Coconuts really are one of my favourite foods to work with. They are so versatile and their recent popularity as a superfood has seen many additions to the line of coconut products besides just coconut flour and coconut oil.
In fact I use so many of the varying products derived from coconuts in my recipes that I decided to write an ebook entitled All Things Coconut! I share the key health benefits of using coconut oil and share my top 10 gluten free recipes along with a number of other suggestions on how else coconut oil can be used other than in cooking!
In addition to the antibacterial, antimicrobial and anti-fungal properties of lauric acid (the medium chain fatty acid found in coconut oil), I’ve highlighted a few more of the coconut’s benefits in this video.
And just to show you how flexible and delicious coconuts really are as an ingredient, here is one of my favourite pudding recipes for you to try.

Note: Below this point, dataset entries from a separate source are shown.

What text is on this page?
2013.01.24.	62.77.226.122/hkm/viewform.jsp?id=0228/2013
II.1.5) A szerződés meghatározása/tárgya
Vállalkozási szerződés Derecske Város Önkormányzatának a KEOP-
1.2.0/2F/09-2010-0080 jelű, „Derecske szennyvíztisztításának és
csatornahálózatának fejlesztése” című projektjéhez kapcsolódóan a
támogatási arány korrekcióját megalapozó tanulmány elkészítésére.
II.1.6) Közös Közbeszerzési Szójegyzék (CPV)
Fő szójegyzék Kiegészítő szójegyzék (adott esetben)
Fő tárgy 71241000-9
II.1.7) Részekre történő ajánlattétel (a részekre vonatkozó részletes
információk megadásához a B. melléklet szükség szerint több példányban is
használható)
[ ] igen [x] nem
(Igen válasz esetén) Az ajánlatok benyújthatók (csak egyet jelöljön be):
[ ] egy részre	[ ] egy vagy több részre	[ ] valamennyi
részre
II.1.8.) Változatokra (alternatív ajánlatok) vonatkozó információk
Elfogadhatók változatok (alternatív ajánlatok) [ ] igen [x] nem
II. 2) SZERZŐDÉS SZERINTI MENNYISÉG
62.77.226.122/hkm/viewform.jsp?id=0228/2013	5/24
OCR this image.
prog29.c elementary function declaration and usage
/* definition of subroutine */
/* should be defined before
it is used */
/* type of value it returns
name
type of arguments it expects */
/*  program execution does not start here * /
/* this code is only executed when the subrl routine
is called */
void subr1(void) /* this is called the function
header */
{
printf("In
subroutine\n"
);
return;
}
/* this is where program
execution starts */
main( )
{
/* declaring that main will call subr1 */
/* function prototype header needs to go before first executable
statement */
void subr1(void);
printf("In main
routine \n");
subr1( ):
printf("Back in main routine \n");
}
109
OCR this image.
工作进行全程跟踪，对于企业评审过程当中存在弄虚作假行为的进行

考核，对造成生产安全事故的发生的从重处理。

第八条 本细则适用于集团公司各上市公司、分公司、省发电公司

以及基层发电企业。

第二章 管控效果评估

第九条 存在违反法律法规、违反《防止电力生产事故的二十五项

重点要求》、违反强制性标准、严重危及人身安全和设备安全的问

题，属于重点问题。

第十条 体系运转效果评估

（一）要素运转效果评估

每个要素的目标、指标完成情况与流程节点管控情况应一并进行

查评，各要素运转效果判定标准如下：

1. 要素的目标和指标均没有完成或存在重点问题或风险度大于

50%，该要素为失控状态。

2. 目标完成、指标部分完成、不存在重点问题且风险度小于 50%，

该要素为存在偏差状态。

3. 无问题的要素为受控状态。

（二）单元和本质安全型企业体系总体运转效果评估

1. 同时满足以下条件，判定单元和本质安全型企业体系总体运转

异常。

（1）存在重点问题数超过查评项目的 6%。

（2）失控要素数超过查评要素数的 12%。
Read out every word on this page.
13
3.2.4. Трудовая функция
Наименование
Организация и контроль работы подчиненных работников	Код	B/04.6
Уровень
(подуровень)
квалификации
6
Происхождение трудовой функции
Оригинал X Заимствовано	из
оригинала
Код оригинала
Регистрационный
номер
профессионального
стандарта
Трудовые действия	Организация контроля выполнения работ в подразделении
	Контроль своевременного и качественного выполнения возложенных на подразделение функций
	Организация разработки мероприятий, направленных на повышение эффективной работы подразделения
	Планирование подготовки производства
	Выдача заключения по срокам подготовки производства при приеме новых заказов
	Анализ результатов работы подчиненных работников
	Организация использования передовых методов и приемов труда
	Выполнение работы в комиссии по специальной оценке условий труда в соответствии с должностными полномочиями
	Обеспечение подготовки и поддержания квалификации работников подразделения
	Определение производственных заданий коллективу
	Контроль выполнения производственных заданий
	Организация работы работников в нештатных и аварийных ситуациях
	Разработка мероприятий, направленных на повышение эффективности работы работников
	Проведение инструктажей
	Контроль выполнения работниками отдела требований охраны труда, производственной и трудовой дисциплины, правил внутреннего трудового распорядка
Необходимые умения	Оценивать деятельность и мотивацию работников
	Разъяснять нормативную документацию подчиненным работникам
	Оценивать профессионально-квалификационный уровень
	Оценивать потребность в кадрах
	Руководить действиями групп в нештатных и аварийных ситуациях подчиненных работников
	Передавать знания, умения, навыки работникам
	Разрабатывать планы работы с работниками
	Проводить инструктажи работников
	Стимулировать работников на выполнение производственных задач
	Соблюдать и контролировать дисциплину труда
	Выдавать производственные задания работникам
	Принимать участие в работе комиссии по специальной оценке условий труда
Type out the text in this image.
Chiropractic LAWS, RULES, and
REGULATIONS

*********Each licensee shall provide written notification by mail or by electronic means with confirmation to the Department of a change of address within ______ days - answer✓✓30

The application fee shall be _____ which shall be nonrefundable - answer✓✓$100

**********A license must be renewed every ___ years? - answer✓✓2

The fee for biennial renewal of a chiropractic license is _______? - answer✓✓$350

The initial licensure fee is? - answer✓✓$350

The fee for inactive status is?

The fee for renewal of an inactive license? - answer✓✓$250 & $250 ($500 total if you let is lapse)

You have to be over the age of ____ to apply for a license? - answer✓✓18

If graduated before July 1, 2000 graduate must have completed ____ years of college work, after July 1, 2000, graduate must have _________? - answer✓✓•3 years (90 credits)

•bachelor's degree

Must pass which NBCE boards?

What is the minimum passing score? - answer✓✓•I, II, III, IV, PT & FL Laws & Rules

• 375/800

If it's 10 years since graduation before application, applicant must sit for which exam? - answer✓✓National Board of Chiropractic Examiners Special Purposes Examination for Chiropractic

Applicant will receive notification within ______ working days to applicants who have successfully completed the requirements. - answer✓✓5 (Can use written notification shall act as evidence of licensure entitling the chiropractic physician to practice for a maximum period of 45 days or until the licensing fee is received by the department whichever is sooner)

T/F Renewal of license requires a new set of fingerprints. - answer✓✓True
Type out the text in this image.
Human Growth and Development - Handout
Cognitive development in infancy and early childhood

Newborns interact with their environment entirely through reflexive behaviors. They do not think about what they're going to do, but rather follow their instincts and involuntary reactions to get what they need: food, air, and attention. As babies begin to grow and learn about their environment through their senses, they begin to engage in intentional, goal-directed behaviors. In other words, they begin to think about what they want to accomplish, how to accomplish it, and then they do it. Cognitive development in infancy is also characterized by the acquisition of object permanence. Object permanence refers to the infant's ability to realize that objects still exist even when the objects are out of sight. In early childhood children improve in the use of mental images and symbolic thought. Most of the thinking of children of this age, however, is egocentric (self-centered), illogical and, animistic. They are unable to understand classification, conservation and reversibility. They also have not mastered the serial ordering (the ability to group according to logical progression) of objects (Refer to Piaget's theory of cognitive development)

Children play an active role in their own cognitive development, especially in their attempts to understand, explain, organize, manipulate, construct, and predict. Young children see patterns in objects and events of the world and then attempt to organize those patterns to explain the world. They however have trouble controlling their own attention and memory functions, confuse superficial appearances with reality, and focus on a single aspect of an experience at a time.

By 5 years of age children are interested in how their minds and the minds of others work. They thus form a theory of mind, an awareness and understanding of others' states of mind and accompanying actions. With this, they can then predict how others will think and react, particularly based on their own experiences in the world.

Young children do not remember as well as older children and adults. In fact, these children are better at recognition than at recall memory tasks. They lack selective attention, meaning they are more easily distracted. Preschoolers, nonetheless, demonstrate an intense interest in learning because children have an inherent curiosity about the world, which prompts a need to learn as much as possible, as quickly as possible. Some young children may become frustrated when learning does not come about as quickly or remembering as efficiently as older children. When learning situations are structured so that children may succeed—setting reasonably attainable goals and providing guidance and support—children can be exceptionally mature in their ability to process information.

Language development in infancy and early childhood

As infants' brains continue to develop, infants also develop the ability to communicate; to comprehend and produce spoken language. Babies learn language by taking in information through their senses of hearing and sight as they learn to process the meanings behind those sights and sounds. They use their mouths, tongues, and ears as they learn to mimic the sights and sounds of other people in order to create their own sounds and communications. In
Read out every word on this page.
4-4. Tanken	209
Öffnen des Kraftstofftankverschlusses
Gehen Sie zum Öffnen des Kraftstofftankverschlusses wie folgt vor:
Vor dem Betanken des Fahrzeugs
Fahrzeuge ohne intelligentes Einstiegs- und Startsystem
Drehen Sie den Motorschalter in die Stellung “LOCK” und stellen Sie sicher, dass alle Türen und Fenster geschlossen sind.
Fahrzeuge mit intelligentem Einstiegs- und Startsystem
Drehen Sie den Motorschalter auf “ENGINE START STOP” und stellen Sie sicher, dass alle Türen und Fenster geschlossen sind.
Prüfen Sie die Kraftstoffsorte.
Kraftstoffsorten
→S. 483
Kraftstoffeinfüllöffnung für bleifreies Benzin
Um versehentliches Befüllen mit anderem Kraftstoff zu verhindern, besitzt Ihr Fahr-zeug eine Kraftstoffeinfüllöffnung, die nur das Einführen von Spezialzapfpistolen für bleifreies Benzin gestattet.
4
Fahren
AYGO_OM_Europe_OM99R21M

It takes literally 2 minutes to prepare!
Prep Time: 2 minutes
- 2 cups coconut milk
- 1/3 cup chia seeds
- 1 tbsp. coconut nectar
- 1/4 teaspoon cinnamon
- 1/2 fresh vanilla pod or 1/4 teaspoon of vanilla powder
- Toasted coconut flakes and pomegranate to garnish
- In a small bowl or large jar, stir together the coconut milk, chia seeds, coconut nectar and cinnamon.
- Chill in the refrigerator for at least 4 hours or until the chia seeds puff and expand.
Pudding may be stored in an airtight container in the refrigerator for up to 3 days. Before serving, stir once and spoon into serving dishes. Garnish with toasted coconut flakes and serve immediately – and pomegranate too when it is in season.
Jo’s tip: Instead of canned coconut milk I prefer to blend the water and flesh of a fresh young coconut together.